Type :code:`<command> --help` to see a full set of options.

It additionally includes a python library, :code:`trtools`, which can be accessed from within Python scripts. e.g.::

import trtools.utils.utils as stls
allele_freqs = {5: 0.5, 6: 0.5} # 50% of alleles have 5 repeat copies, 50% have 6
stls.GetHeterozygosity(allele_freqs) # should return 0.5

Usage
-----

We recommend new users start with the example commands described in the `command-line interface for each tool <https://trtools.readthedocs.io/en/stable/UTILITIES.html>`_.
We also suggest going through our `vignettes <https://trtools.readthedocs.io/en/stable/VIGNETTES.html>`_ that walk through some example workflows using TRTools.

Supported TR Callers
--------------------
TRTools supports VCFs from the following TR genotyping tools:

* AdVNTR_
* ExpansionHunter_
* GangSTR_ version 2.4 or higher
* HipSTR [`main repo <https://github.com/tfwillems/HipSTR>`_] [`Gymrek Lab repo <https://github.com/gymrek-lab/hipstr>`_]
* PopSTR_ version 2 or higher

See our description of the `features and example use-cases <https://trtools.readthedocs.io/en/stable/CALLERS.html>`_ of each of these tools.

..
please ensure this list of links remains the same as the one in the main README
.. _AdVNTR: https://advntr.readthedocs.io/en/latest/
.. _ExpansionHunter: https://github.com/Illumina/ExpansionHunter
.. _GangSTR: https://github.com/gymreklab/gangstr
.. _HipSTR: https://hipstr-tool.github.io/HipSTR/
.. _PopSTR: https://github.com/DecodeGenetics/popSTR

Testing
-------
After you've installed TRTools, we recommend running our tests to confirm that TRTools works properly on your system. Just execute the following::

test_trtools.sh

Development Notes
-----------------

* TRTools only currently supports diploid genotypes. Haploid calls, such as those on male chrX or chrY, are not yet supported but should be coming soon.

Contact Us
----------
Please submit an issue on the `trtools github <https://github.com/gymrek-lab/TRTools>`_

.. _Contributing:

Contributing
------------
We appreciate contributions to TRTools. If you would like to contribute a fix or new feature, follow these guidelines:

1. Consider `discussing <https://github.com/gymrek-lab/TRTools/issues>`_ your solution with us first so we can provide help or feedback if necessary.
#. Install TRTools from source `as above <From source_>`_.
#. Fork the TRTools repository.
#. Create a branch off of :code:`master` titled with the name of your feature.
#. Make your changes.
#. If you need to add a dependency or update the version of a dependency, you can use the :code:`poetry add` command.
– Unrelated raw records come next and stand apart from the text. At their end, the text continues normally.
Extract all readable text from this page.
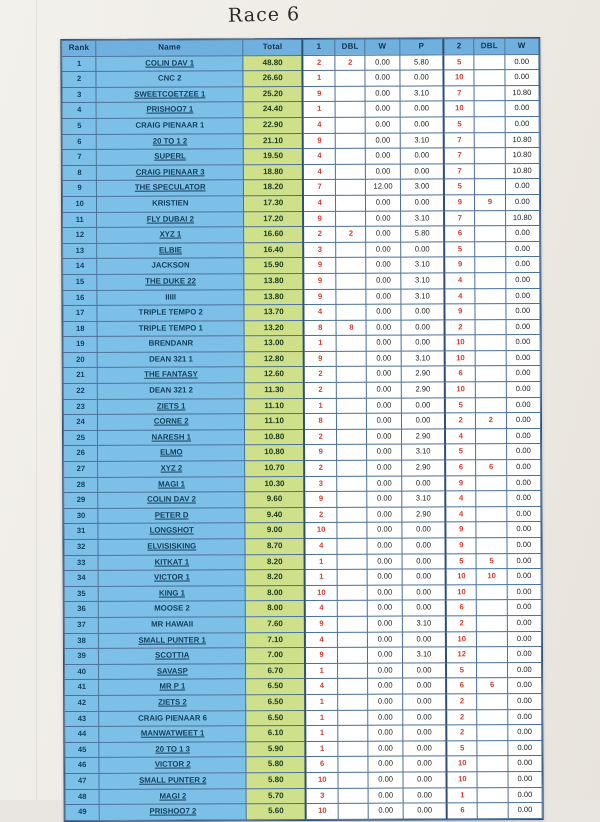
Race 6
Rank	Name	Total	1	DBL	W	P	2	DBL	W
1	COLIN DAV 1	48.80	2	2	0.00	5.80	5		0.00
2	CNC 2	26.60	1		0.00	0.00	10		0.00
3	SWEETCOETZEE 1	25.20	9		0.00	3.10	7		10.80
4	PRISHOO7 1	24.40	1		0.00	0.00	10		0.00
5	CRAIG PIENAAR 1	22.90	4		0.00	0.00	5		0.00
6	20 TO 1 2	21.10	9		0.00	3.10	7		10.80
7	SUPERL	19.50	4		0.00	0.00	7		10.80
8	CRAIG PIENAAR 3	18.80	4		0.00	0.00	7		10.80
9	THE SPECULATOR	18.20	7		12.00	3.00	5		0.00
10	KRISTIEN	17.30	4		0.00	0.00	9	9	0.00
11	FLY DUBAI 2	17.20	9		0.00	3.10	7		10.80
12	XYZ 1	16.60	2	2	0.00	5.80	6		0.00
13	ELBIE	16.40	3		0.00	0.00	5		0.00
14	JACKSON	15.90	9		0.00	3.10	9		0.00
15	THE DUKE 22	13.80	9		0.00	3.10	4		0.00
16	IIIII	13.80	9		0.00	3.10	4		0.00
17	TRIPLE TEMPO 2	13.70	4		0.00	0.00	9		0.00
18	TRIPLE TEMPO 1	13.20	8	8	0.00	0.00	2		0.00
19	BRENDANR	13.00	1		0.00	0.00	10		0.00
20	DEAN 321 1	12.80	9		0.00	3.10	10		0.00
21	THE FANTASY	12.60	2		0.00	2.90	6		0.00
22	DEAN 321 2	11.30	2		0.00	2.90	10		0.00
23	ZIETS 1	11.10	1		0.00	0.00	5		0.00
24	CORNE 2	11.10	8		0.00	0.00	2	2	0.00
25	NARESH 1	10.80	2		0.00	2.90	4		0.00
26	ELMO	10.80	9		0.00	3.10	5		0.00
27	XYZ 2	10.70	2		0.00	2.90	6	6	0.00
28	MAGI 1	10.30	3		0.00	0.00	9		0.00
29	COLIN DAV 2	9.60	9		0.00	3.10	4		0.00
30	PETER D	9.40	2		0.00	2.90	4		0.00
31	LONGSHOT	9.00	10		0.00	0.00	9		0.00
32	ELVISISKING	8.70	4		0.00	0.00	9		0.00
33	KITKAT 1	8.20	1		0.00	0.00	5	5	0.00
34	VICTOR 1	8.20	1		0.00	0.00	10	10	0.00
35	KING 1	8.00	10		0.00	0.00	10		0.00
36	MOOSE 2	8.00	4		0.00	0.00	6		0.00
37	MR HAWAII	7.60	9		0.00	3.10	2		0.00
38	SMALL PUNTER 1	7.10	4		0.00	0.00	10		0.00
39	SCOTTIA	7.00	9		0.00	3.10	12		0.00
40	SAVASP	6.70	1		0.00	0.00	5		0.00
41	MR P 1	6.50	4		0.00	0.00	6	6	0.00
42	ZIETS 2	6.50	1		0.00	0.00	2		0.00
43	CRAIG PIENAAR 6	6.50	1		0.00	0.00	2		0.00
44	MANWATWEET 1	6.10	1		0.00	0.00	2		0.00
45	20 TO 1 3	5.90	1		0.00	0.00	5		0.00
46	VICTOR 2	5.80	6		0.00	0.00	10		0.00
47	SMALL PUNTER 2	5.80	10		0.00	0.00	10		0.00
48	MAGI 2	5.70	3		0.00	0.00	1		0.00
49	PRISHOO7 2	5.60	10		0.00	0.00	6		0.00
* You should specify a `version constraint <https://python-poetry.org/docs/master/dependency-specification#version-constraints>`_ when adding a dependency. Use the oldest version compatible with your code. Don't worry if you're not sure at first, since you can (and should!) always update it later. For example, to specify a version of :code:`numpy>=1.23.0`, you can run :code:`poetry add 'numpy>=1.23.0'`.
* Afterwards, double-check that the :code:`poetry.lock` file contains 1.23.0 in it. **All of our dependencies should be locked to their minimum versions at all times.** To downgrade to a specific version of :code:`numpy` in our lock file, you can explicitly add the version via :code:`poetry add 'numpy==1.23.0'`, manually edit the pyproject.toml file to use a :code:`>=` sign in front of the version number, and then run :code:`poetry lock --no-update`.

#. Document your changes.

* Ensure all functions, modules, classes etc. conform to `numpy docstring standards <https://numpydoc.readthedocs.io/en/latest/format.html>`_.

If applicable, update the REAMDEs in the directories of the files you changed with new usage information.

* New doc pages for `the website <https://trtools.readthedocs.io/en/stable/>`_ can be created under :code:`<project-root>/doc` and linked to as appropriate.
* If you have added significant amounts of documentation in any of these ways, build the documentation locally to ensure it looks good.

:code:`cd` to the :code:`doc` directory and run :code:`make clean && make html`, then view :code:`doc/_build/html/index.html` and navigate from there

#. Add tests to test any new functionality. Add them to the :code:`tests/` folder in the directory of the code you modified.

* :code:`cd` to the root of the project and run :code:`poetry run pytest --cov=. --cov-report term-missing` to make sure that (1) all tests pass and (2) any code you have added is covered by tests. (Code coverage may **not** go down).
* :code:`cd` to the root of the project and run :code:`nox` to make sure that the tests pass on all versions of python that we support.

#. Submit a pull request (PR) **to the master branch** of the central repository with a description of what changes you have made. Prefix the title of the PR according to the `conventional commits spec <https://www.conventionalcommits.org>`_.
A member of the TRTools team will reply and continue the contribution process from there, possibly asking for additional information/effort on your part.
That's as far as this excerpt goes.